Chiede, ancora, il professor Deleuze ai suoi studenti, ma questa volta lo fa attraverso una domanda retorica.
Infatti, da questa prospettiva, il concetto di catastrofe si distacca dalla semplice nozione di disastro, diventando piuttosto un momento necessario di trasformazione e di potenzialità. Nell’attimo della catastrofe il pittore, affrontando il bianco della tela, si confronta con un vuoto, un non-detto, un puro nulla che precede ogni gesto pittorico per poter finalmente dar vita alla sua opera.
Ancora una volta Paul Klee, nelle sue lettere e scritti teorici, identificherà bene «questo essere-nulla o il nulla che è qualcosa», che è la nozione di catastrofe, in termini di “punto grigio”: un inizio indefinito che non è né bianco, né nero, ma in cui è racchiusa ogni possibilità creativa.
Lo stesso Francis Bacon, il pittore che Deleuze prende come riferimento centrale, con le sue figure distorte, i corpi lacerati, le immagini violentemente contorte, è l’esempio perfetto di come l’arte possa esplorare la profondità della catastrofe.
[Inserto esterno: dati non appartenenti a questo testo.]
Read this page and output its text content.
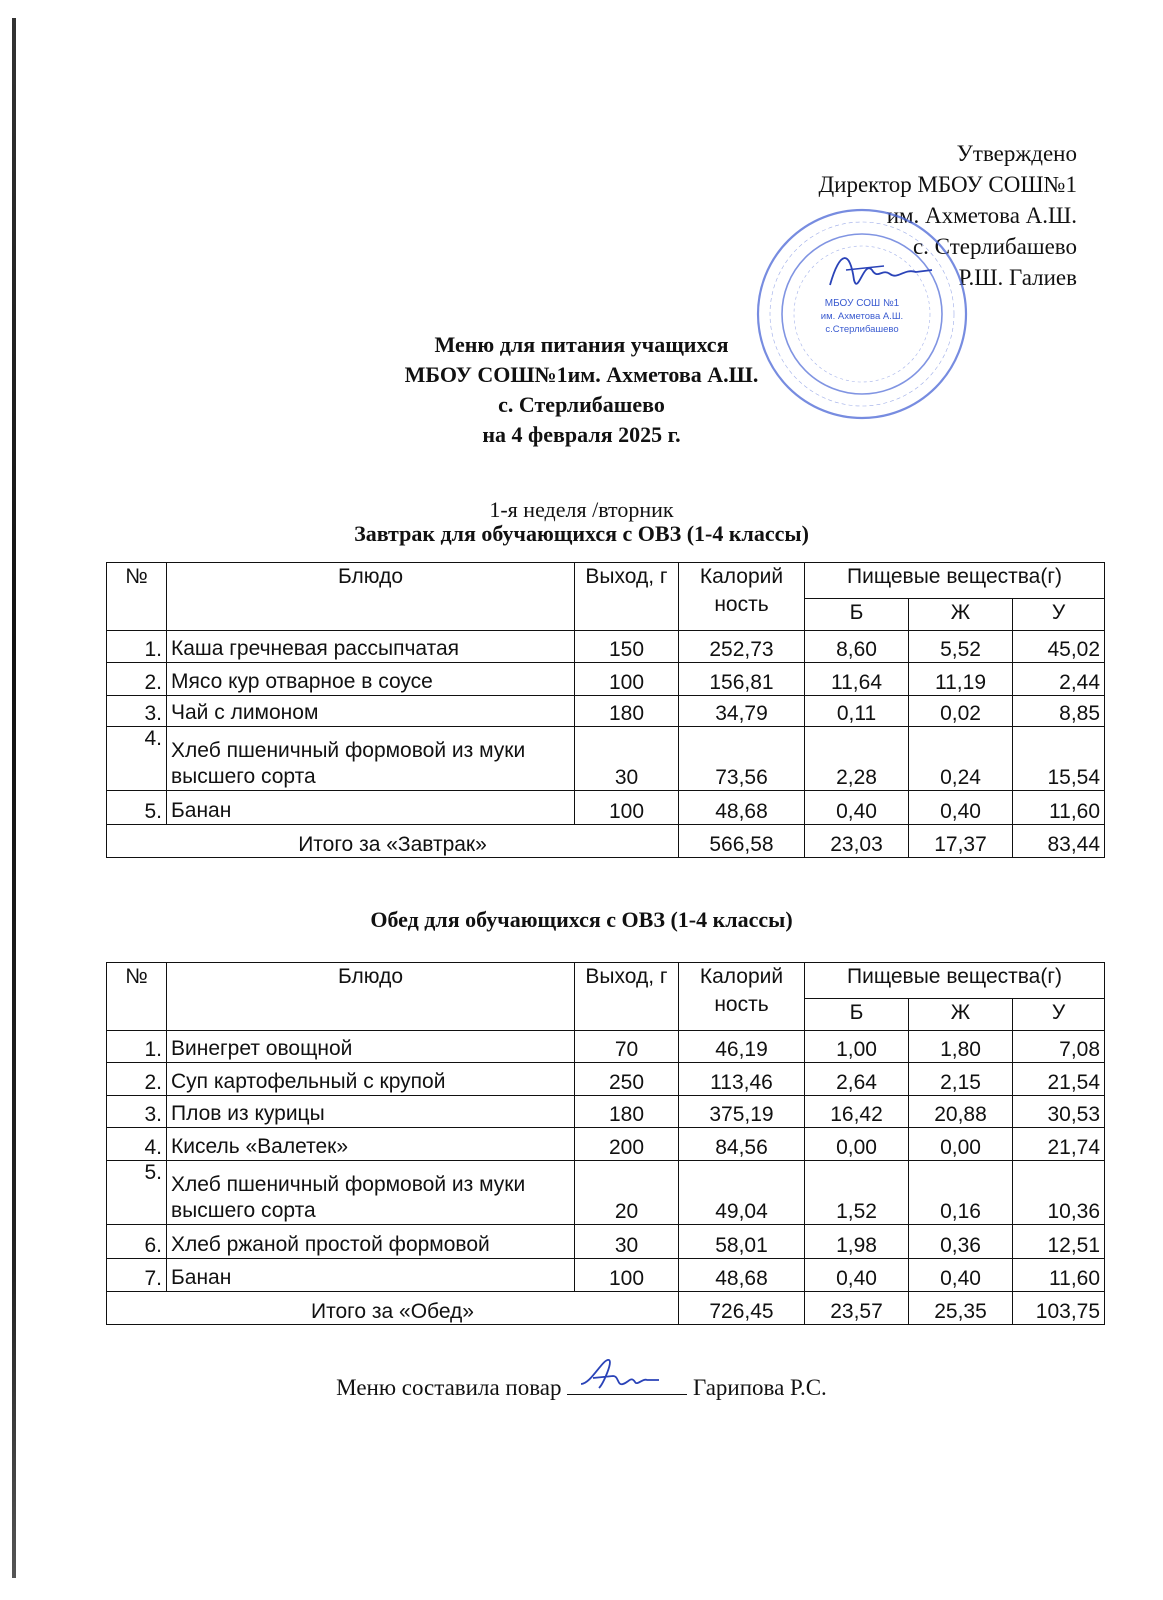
Утверждено
Директор МБОУ СОШ№1
им. Ахметова А.Ш.
с. Стерлибашево
Р.Ш. Галиев
МБОУ СОШ №1
им. Ахметова А.Ш.
с.Стерлибашево
Меню для питания учащихся
МБОУ СОШ№1им. Ахметова А.Ш.
с. Стерлибашево
на 4 февраля 2025 г.
1-я неделя /вторник
Завтрак для обучающихся с ОВЗ (1-4 классы)
№	Блюдо	Выход, г	Калорий ность	Пищевые вещества(г)		
				Б	Ж	У
1.	Каша гречневая рассыпчатая	150	252,73	8,60	5,52	45,02
2.	Мясо кур отварное в соусе	100	156,81	11,64	11,19	2,44
3.	Чай с лимоном	180	34,79	0,11	0,02	8,85
4.	Хлеб пшеничный формовой из муки высшего сорта	30	73,56	2,28	0,24	15,54
5.	Банан	100	48,68	0,40	0,40	11,60
Итого за «Завтрак»			566,58	23,03	17,37	83,44
Обед для обучающихся с ОВЗ (1-4 классы)
№	Блюдо	Выход, г	Калорий ность	Пищевые вещества(г)		
				Б	Ж	У
1.	Винегрет овощной	70	46,19	1,00	1,80	7,08
2.	Суп картофельный с крупой	250	113,46	2,64	2,15	21,54
3.	Плов из курицы	180	375,19	16,42	20,88	30,53
4.	Кисель «Валетек»	200	84,56	0,00	0,00	21,74
5.	Хлеб пшеничный формовой из муки высшего сорта	20	49,04	1,52	0,16	10,36
6.	Хлеб ржаной простой формовой	30	58,01	1,98	0,36	12,51
7.	Банан	100	48,68	0,40	0,40	11,60
Итого за «Обед»			726,45	23,57	25,35	103,75
Меню составила повар	Гарипова Р.С.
Non si tratta solo di rappresentare una tragedia esterna, ma di far emergere dal caos e dai cliché una nuova forma, una nuova percezione del mondo.

Da ciò si comprende bene come la riflessione sull’arte di Deleuze non si limita ad essere un’analisi estetica della pittura, ma diventi una riflessione sul pensiero stesso.
Il corso del 1981 si offre, pertanto, come un laboratorio di concetti e sensazioni, un luogo dove l’arte e la filosofia si intrecciano in un continuo gioco di rimandi.
L’intento di Deleuze non è quello di trovare la risposta definitiva alla domanda iniziale “che cos’è la pittura?”, ma di aprire nuovi orizzonti, battere nuovi sentieri e mettere in discussione le definizioni preesistenti, per invitare chi ascolta a riflettere insieme su ciò che l’arte può fare ed apportare cambiamenti nell’individuo e nella società.
La pittura, secondo Deleuze, è il luogo dove la filosofia e l’estetica possono incontrarsi per dare vita a qualcosa di nuovo, che va oltre la semplice “dottrina del bello” e la rappresentazione visiva.
In altri termini, l’arte pittorica cessa di essere la mera riproduzione di un oggetto esterno ma diventa la disperata lotta cezanniana di dare “inizio al mondo”.
In fondo, se, come il filosofo francese sosterrà a lezione, “la pittura è concretare le forze che agiscono sulle forme”, ciò non può che tradursi nella pratica attiva e costante di evitare che la catastrofe possa inghiottire tutto fino al dissolvimento stesso di qualsiasi forma.
Ogni opera d’arte è, in questa ottica, l’incessante sforzo affinché possa elevarsi “quell’alba di noi stessi al di sopra del nulla”.